Future Targets Not Proactively Utilized: The method focuses on "subtracting errors from parameters" rather than actively exploiting future class information; proactive modeling of unlabeled future classes remains an open problem.
Detector Architecture Constraint: The derivation is based on the two-stage Faster R-CNN; whether proposal-level derivations transfer smoothly to one-stage or query-based detectors like DETR needs verification.

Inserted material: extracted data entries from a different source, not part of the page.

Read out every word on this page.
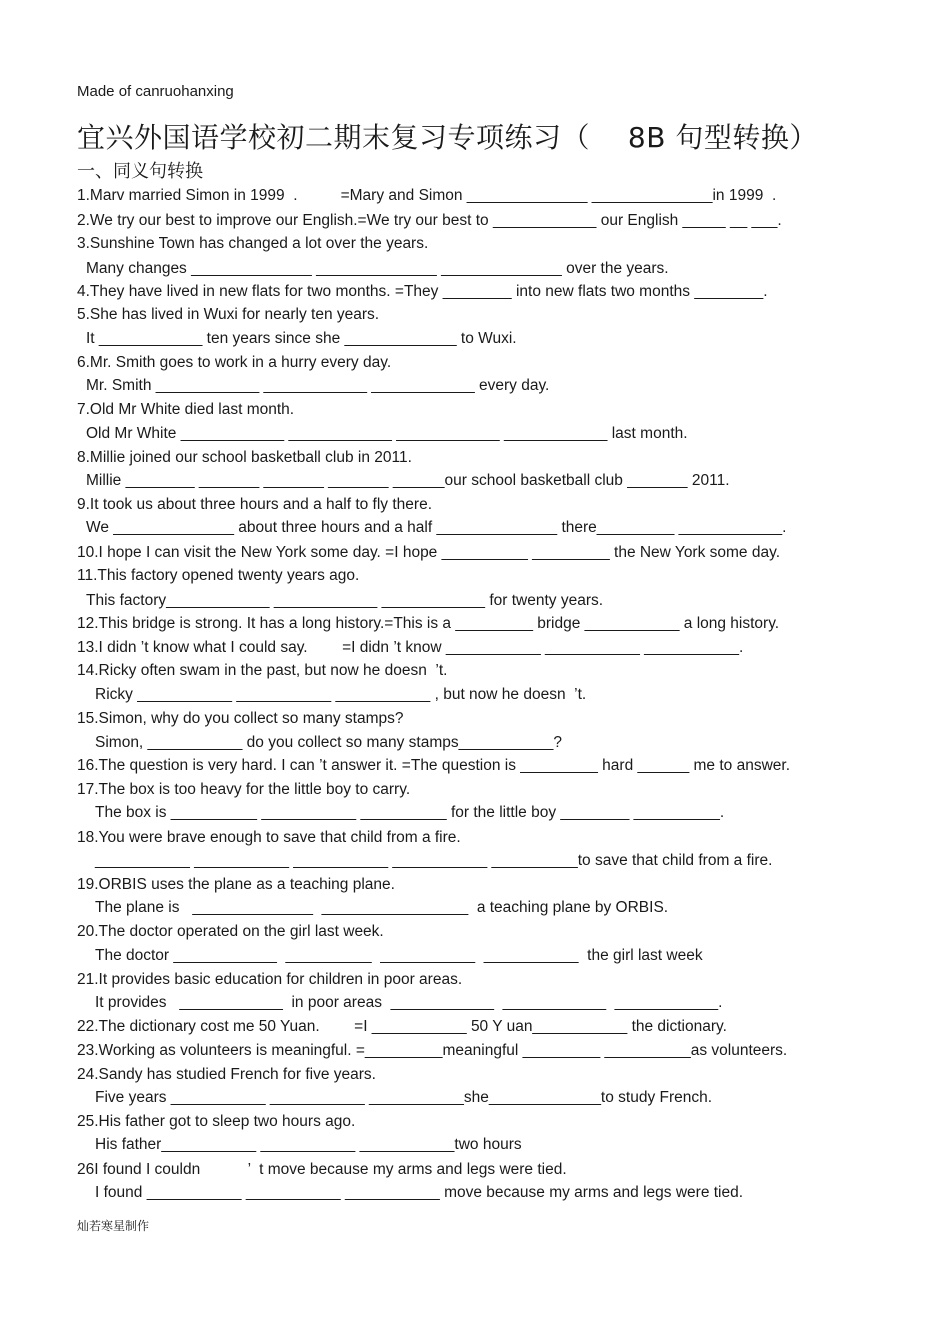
Made of canruohanxing
宜兴外国语学校初二期末复习专项练习（　 8B 句型转换）
一、同义句转换
1.Marv married Simon in 1999  .          =Mary and Simon ______________ ______________in 1999  .
2.We try our best to improve our English.=We try our best to ____________ our English _____ __ ___.
3.Sunshine Town has changed a lot over the years.
Many changes ______________ ______________ ______________ over the years.
4.They have lived in new flats for two months. =They ________ into new flats two months ________.
5.She has lived in Wuxi for nearly ten years.
It ____________ ten years since she _____________ to Wuxi.
6.Mr. Smith goes to work in a hurry every day.
Mr. Smith ____________ ____________ ____________ every day.
7.Old Mr White died last month.
Old Mr White ____________ ____________ ____________ ____________ last month.
8.Millie joined our school basketball club in 2011.
Millie ________ _______ _______ _______ ______our school basketball club _______ 2011.
9.It took us about three hours and a half to fly there.
We ______________ about three hours and a half ______________ there_________ ____________.
10.I hope I can visit the New York some day. =I hope __________ _________ the New York some day.
11.This factory opened twenty years ago.
This factory____________ ____________ ____________ for twenty years.
12.This bridge is strong. It has a long history.=This is a _________ bridge ___________ a long history.
13.I didn ’t know what I could say.        =I didn ’t know ___________ ___________ ___________.
14.Ricky often swam in the past, but now he doesn  ’t.
Ricky ___________ ___________ ___________ , but now he doesn  ’t.
15.Simon, why do you collect so many stamps?
Simon, ___________ do you collect so many stamps___________?
16.The question is very hard. I can ’t answer it. =The question is _________ hard ______ me to answer.
17.The box is too heavy for the little boy to carry.
The box is __________ ___________ __________ for the little boy ________ __________.
18.You were brave enough to save that child from a fire.
___________ ___________ ___________ ___________ __________to save that child from a fire.
19.ORBIS uses the plane as a teaching plane.
The plane is   ______________  _________________  a teaching plane by ORBIS.
20.The doctor operated on the girl last week.
The doctor ____________  __________  ___________  ___________  the girl last week
21.It provides basic education for children in poor areas.
It provides   ____________  in poor areas  ____________  ____________  ____________.
22.The dictionary cost me 50 Yuan.        =I ___________ 50 Y uan___________ the dictionary.
23.Working as volunteers is meaningful. =_________meaningful _________ __________as volunteers.
24.Sandy has studied French for five years.
Five years ___________ ___________ ___________she_____________to study French.
25.His father got to sleep two hours ago.
His father___________ ___________ ___________two hours
26I found I couldn           ’  t move because my arms and legs were tied.
I found ___________ ___________ ___________ move because my arms and legs were tied.
灿若寒星制作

EWC (Kirkpatrick et al., 2017): Theoretical starting point. The difference lies in explicitly modeling the failure of conditional independence in IOD.
BPF (Mo et al., ECCV'24): Uses dual-teacher distillation to mitigate conflicts; this paper shifts to a parameter regularization perspective, saving teacher overhead.
GMDP (Wang et al., ICLR'25): Uses Gaussian mixture prototypes to align feature distributions; PKC's prototype modeling is similar but used for drift compensation.
Insight: In continual learning, "importance estimation" itself can be polluted by noise or label missing. Explicitly incorporating these conflicts into the importance formula is more fundamental than simply tuning regularization strength.

Rating¶

Novelty: ⭐⭐⭐⭐ — Re-writing the "false background conflict" of IOD into the EWC posterior with a closed-form net importance solution is a solid and rare theoretical entry point.
Experimental Thoroughness: ⭐⭐⭐⭐ — Comprehensive VOC two-stage/multi-stage and COCO settings with component and hyperparameter ablations; however, limited to Faster R-CNN without DETR-based validation.
Writing Quality: ⭐⭐⭐⭐ — Clear derivation logic, intuitive figures, and well-connected motivation and formulas.
Value: ⭐⭐⭐⭐ — Achieving SOTA over replay methods without using exemplars or extra teachers is practically valuable for resource-constrained incremental detection.